Not cheap, but suppose to work well. 
Only problem is that it does not list Voles.


----------



## Springville Shooter (Oct 15, 2010)

Soon, the mice and voles will suffer from mineral deficiencies and die anyway. Have you noticed any exhibiting over bites or any other malformations?-----SS


----------



## LostLouisianian (Oct 11, 2010)

Springville Shooter said:


> Soon, the mice and voles will suffer from mineral deficiencies and die anyway.

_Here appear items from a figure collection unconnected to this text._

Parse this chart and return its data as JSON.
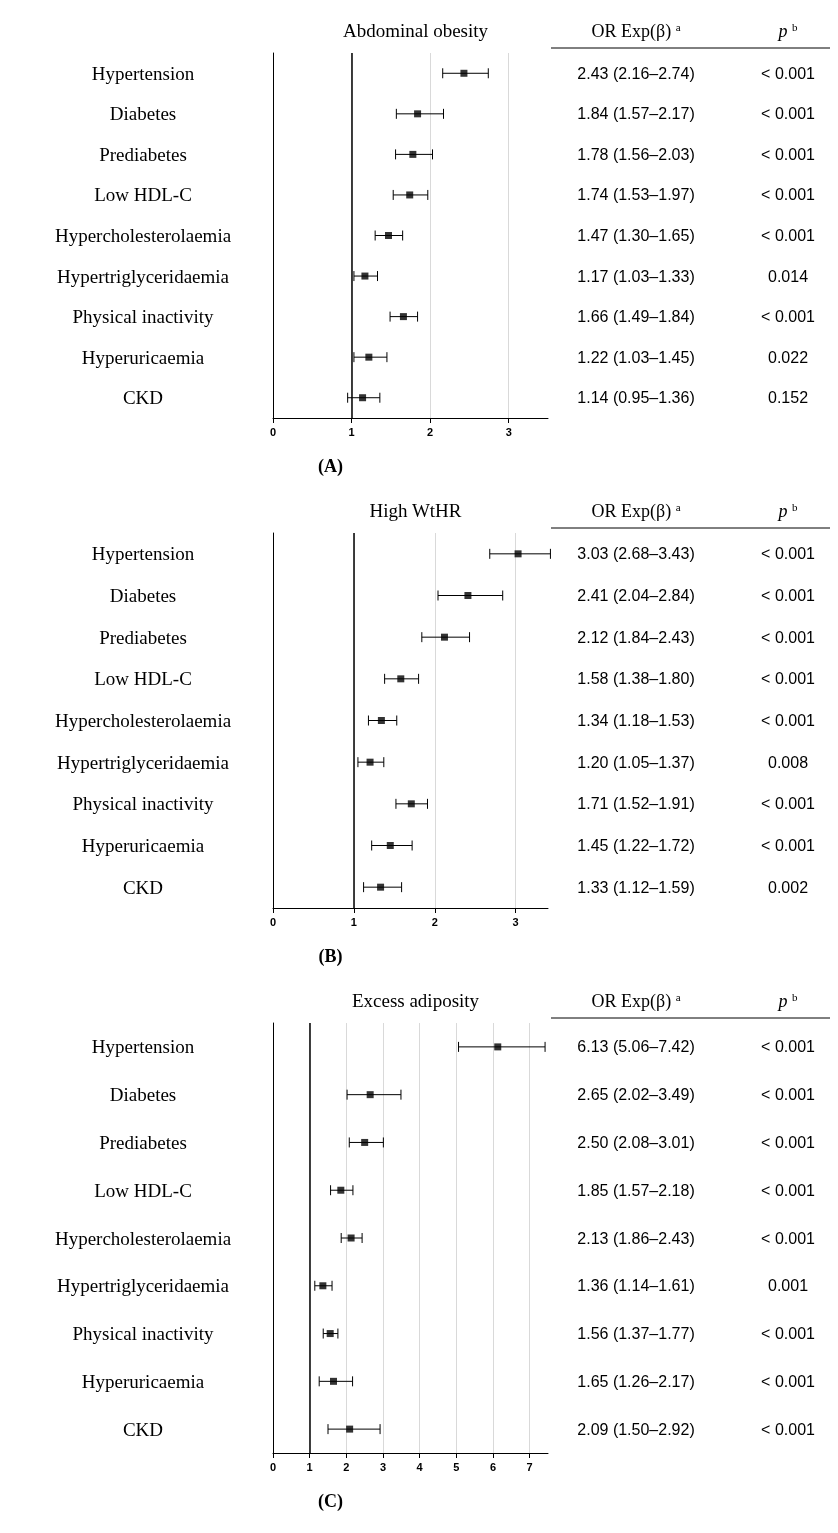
{
  "chart_data": [
    {
      "type": "scatter",
      "title": "Abdominal obesity",
      "categories": [
        "Hypertension",
        "Diabetes",
        "Prediabetes",
        "Low HDL-C",
        "Hypercholesterolaemia",
        "Hypertriglyceridaemia",
        "Physical inactivity",
        "Hyperuricaemia",
        "CKD"
      ],
      "color": "#000000",
      "values": [
        2.43,
        1.84,
        1.78,
        1.74,
        1.47,
        1.17,
        1.66,
        1.22,
        1.14
      ],
      "errors": [
        [
          2.16,
          2.74
        ],
        [
          1.57,
          2.17
        ],
        [
          1.56,
          2.03
        ],
        [
          1.53,
          1.97
        ],
        [
          1.3,
          1.65
        ],
        [
          1.03,
          1.33
        ],
        [
          1.49,
          1.84
        ],
        [
          1.03,
          1.45
        ],
        [
          0.95,
          1.36
        ]
      ],
      "value_labels": [
        "2.43 (2.16–2.74)",
        "1.84 (1.57–2.17)",
        "1.78 (1.56–2.03)",
        "1.74 (1.53–1.97)",
        "1.47 (1.30–1.65)",
        "1.17 (1.03–1.33)",
        "1.66 (1.49–1.84)",
        "1.22 (1.03–1.45)",
        "1.14 (0.95–1.36)"
      ],
      "orientation": "horizontal",
      "xlim": [
        0,
        3.5
      ],
      "xticks": [
        0,
        1,
        2,
        3
      ],
      "grid": "x",
      "marker": "square",
      "ref_lines": [
        {
          "axis": "x",
          "value": 1,
          "color": "#000000"
        }
      ],
      "annotations": [
        "OR Exp(β) $^{a}$",
        "p $^{b}$",
        "(A)",
        "< 0.001",
        "< 0.001",
        "< 0.001",
        "< 0.001",
        "< 0.001",
        "0.014",
        "< 0.001",
        "0.022",
        "0.152"
      ]
    },
    {
      "type": "scatter",
      "title": "High WtHR",
      "categories": [
        "Hypertension",
        "Diabetes",
        "Prediabetes",
        "Low HDL-C",
        "Hypercholesterolaemia",
        "Hypertriglyceridaemia",
        "Physical inactivity",
        "Hyperuricaemia",
        "CKD"
      ],
      "color": "#000000",
      "values": [
        3.03,
        2.41,
        2.12,
        1.58,
        1.34,
        1.2,
        1.71,
        1.45,
        1.33
      ],
      "errors": [
        [
          2.68,
          3.43
        ],
        [
          2.04,
          2.84
        ],
        [
          1.84,
          2.43
        ],
        [
          1.38,
          1.8
        ],
        [
          1.18,
          1.53
        ],
        [
          1.05,
          1.37
        ],
        [
          1.52,
          1.91
        ],
        [
          1.22,
          1.72
        ],
        [
          1.12,
          1.59
        ]
      ],
      "value_labels": [
        "3.03 (2.68–3.43)",
        "2.41 (2.04–2.84)",
        "2.12 (1.84–2.43)",
        "1.58 (1.38–1.80)",
        "1.34 (1.18–1.53)",
        "1.20 (1.05–1.37)",
        "1.71 (1.52–1.91)",
        "1.45 (1.22–1.72)",
        "1.33 (1.12–1.59)"
      ],
      "orientation": "horizontal",
      "xlim": [
        0,
        3.4
      ],
      "xticks": [
        0,
        1,
        2,
        3
      ],
      "grid": "x",
      "marker": "square",
      "ref_lines": [
        {
          "axis": "x",
          "value": 1,
          "color": "#000000"
        }
      ],
      "annotations": [
        "OR Exp(β) $^{a}$",
        "p $^{b}$",
        "(B)",
        "< 0.001",
        "< 0.001",
        "< 0.001",
        "< 0.001",
        "< 0.001",
        "0.008",
        "< 0.001",
        "< 0.001",
        "0.002"
      ]
    },
    {
      "type": "scatter",
      "title": "Excess adiposity",
      "categories": [
        "Hypertension",
        "Diabetes",
        "Prediabetes",
        "Low HDL-C",
        "Hypercholesterolaemia",
        "Hypertriglyceridaemia",
        "Physical inactivity",
        "Hyperuricaemia",
        "CKD"
      ],
      "color": "#000000",
      "values": [
        6.13,
        2.65,
        2.5,
        1.85,
        2.13,
        1.36,
        1.56,
        1.65,
        2.09
      ],
      "errors": [
        [
          5.06,
          7.42
        ],
        [
          2.02,
          3.49
        ],
        [
          2.08,
          3.01
        ],
        [
          1.57,
          2.18
        ],
        [
          1.86,
          2.43
        ],
        [
          1.14,
          1.61
        ],
        [
          1.37,
          1.77
        ],
        [
          1.26,
          2.17
        ],
        [
          1.5,
          2.92
        ]
      ],
      "value_labels": [
        "6.13 (5.06–7.42)",
        "2.65 (2.02–3.49)",
        "2.50 (2.08–3.01)",
        "1.85 (1.57–2.18)",
        "2.13 (1.86–2.43)",
        "1.36 (1.14–1.61)",
        "1.56 (1.37–1.77)",
        "1.65 (1.26–2.17)",
        "2.09 (1.50–2.92)"
      ],
      "orientation": "horizontal",
      "xlim": [
        0,
        7.5
      ],
      "xticks": [
        0,
        1,
        2,
        3,
        4,
        5,
        6,
        7
      ],
      "grid": "x",
      "marker": "square",
      "ref_lines": [
        {
          "axis": "x",
          "value": 1,
          "color": "#000000"
        }
      ],
      "annotations": [
        "OR Exp(β) $^{a}$",
        "p $^{b}$",
        "(C)",
        "< 0.001",
        "< 0.001",
        "< 0.001",
        "< 0.001",
        "< 0.001",
        "0.001",
        "< 0.001",
        "< 0.001",
        "< 0.001"
      ]
    }
  ]
}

Have you noticed any exhibiting over bites or any other malformations?-----SS


I can google search and cite 11 teen different studies that show that if you use eleventy seven tons of glyphosate and ten billion gallons of 2,4-D per square centimeter and you have a biomass deficiency of selenium that is equal to the pythagoriam's theorem divided by the square root of the diameter of Uranus plus 7 oil company trucks spraying magnesium salt on a gravel road then your voles and mice will suffer some sort of issues that may contribute to their declining population as their actual population numbers are increasing.


----------



## Dunkem (May 8, 2012)

LostLouisianian said:


> I can google search and cite 11 teen different studies that show that if you use eleventy seven tons of glyphosate and ten billion gallons of 2,4-D per square centimeter and you have a biomass deficiency of selenium that is equal to the pythagoriam's theorem divided by the square root of the diameter of Uranus plus 7 oil company trucks spraying magnesium salt on a gravel road then your voles and mice will suffer some sort of issues that may contribute to their declining population as their actual population numbers are increasing.


Dont even start-O,-


----------



## Springville Shooter (Oct 15, 2010)

Oh c'mon Dunky, harmless fun. Doesn't it say in the by laws that mineral deficiencies, spike hunting on the Monroe, and long range hunting are all subjects that are open to unlimited sarcasm?--------SS


----------



## Loke (Sep 7, 2007)

So what is the longest shot you've ever made on a vole?


----------



## Mr Muleskinner (Feb 14, 2012)

First thing I would do is let your chickens free range as much as possible. Chickens are mice eating machines. AS far as the voles go....we have used the poison and the traps havahart traps at the same time. I am not a fan of poison at all so we quit using it. The mice are pretty much gone because of the chickens. I have not seen any signs of the voles yet this year in my yard and to be honest it is not that big of deal to me anymore. I will use the safe traps and that is it if I end up having them again.


----------



## Dunkem (May 8, 2012)

Springville Shooter said:


> Oh c'mon Dunky, harmless fun. Doesn't it say in the by laws that mineral deficiencies, spike hunting on the Monroe, and long range hunting are all subjects that are open to unlimited sarcasm?--------SS[/QUOT
> 
> Guess I better reread them again:mrgreen:Just dont want another 14 page headache.
> 
> Thanks SS I got top o the page.


----------



## DallanC (Jan 13, 2009)

Loke said:


> So what is the longest shot you've ever made on a vole?


15-16ft using my boys Rugar Airhawk & pellets.

-DallanC


----------



## Airborne (May 29, 2009)

*Ruger


----------



## Jedidiah (Oct 10, 2014)

Suck em up out of the live trap with a shop vac, reverse suction and blast em out against a brick wall, above a garbage can. Three second solution.


----------



## Fowlmouth (Oct 4, 2008)

I have a bunch of voles around my house, mostly in the fields behind and to the side of the house. I get quite a few that end up in my window wells each year. There was one in the well this morning, it scratched on my daughters window all night. I dispatched him with a shovel. The crazy thing is how deep those tunnels are for them to get in the window wells.


----------



## wyogoob (Sep 7, 2007)

Ancient Romans kept live mice in their kitchens in earthenware jars and fattened them on acorns and nuts.

See the book: *Unquestionable Cuisine* for mouse recipes.

Lots of mice and voles in the Southwest Wyoming part of Utah this winter; great for the coyotes, hawks and owls, bad for the upholstery on my '65 Chevy.....dangit

.


----------



## Critter (Mar 20, 2010)

wyogoob said:


> Ancient Romans kept live mice in their kitchens in earthenware jars and fattened them on acorns and nuts.
> 
> See the book: _Unquestionable Cuisine_ for mouse recipes.
> 
> ...


By the way Goob how is mouse fricassee? :hungry:


----------



## outdoorser (Jan 14, 2013)

I have to admit I enjoy popping them lil buggers with a variety of weapons.. not 5 minutes ago i was out there with a scoped up .22....got 4 of em in about 15 minutes, missed a bunch more.


----------



## LostLouisianian (Oct 11, 2010)

Springville Shooter said:


> Oh c'mon Dunky, harmless fun. Doesn't it say in the by laws that mineral deficiencies, spike hunting on the Monroe, and long range hunting are all subjects that are open to unlimited sarcasm?--------SS


You know what they say,,,,,, if you can't laugh with them, at least laugh at them.


----------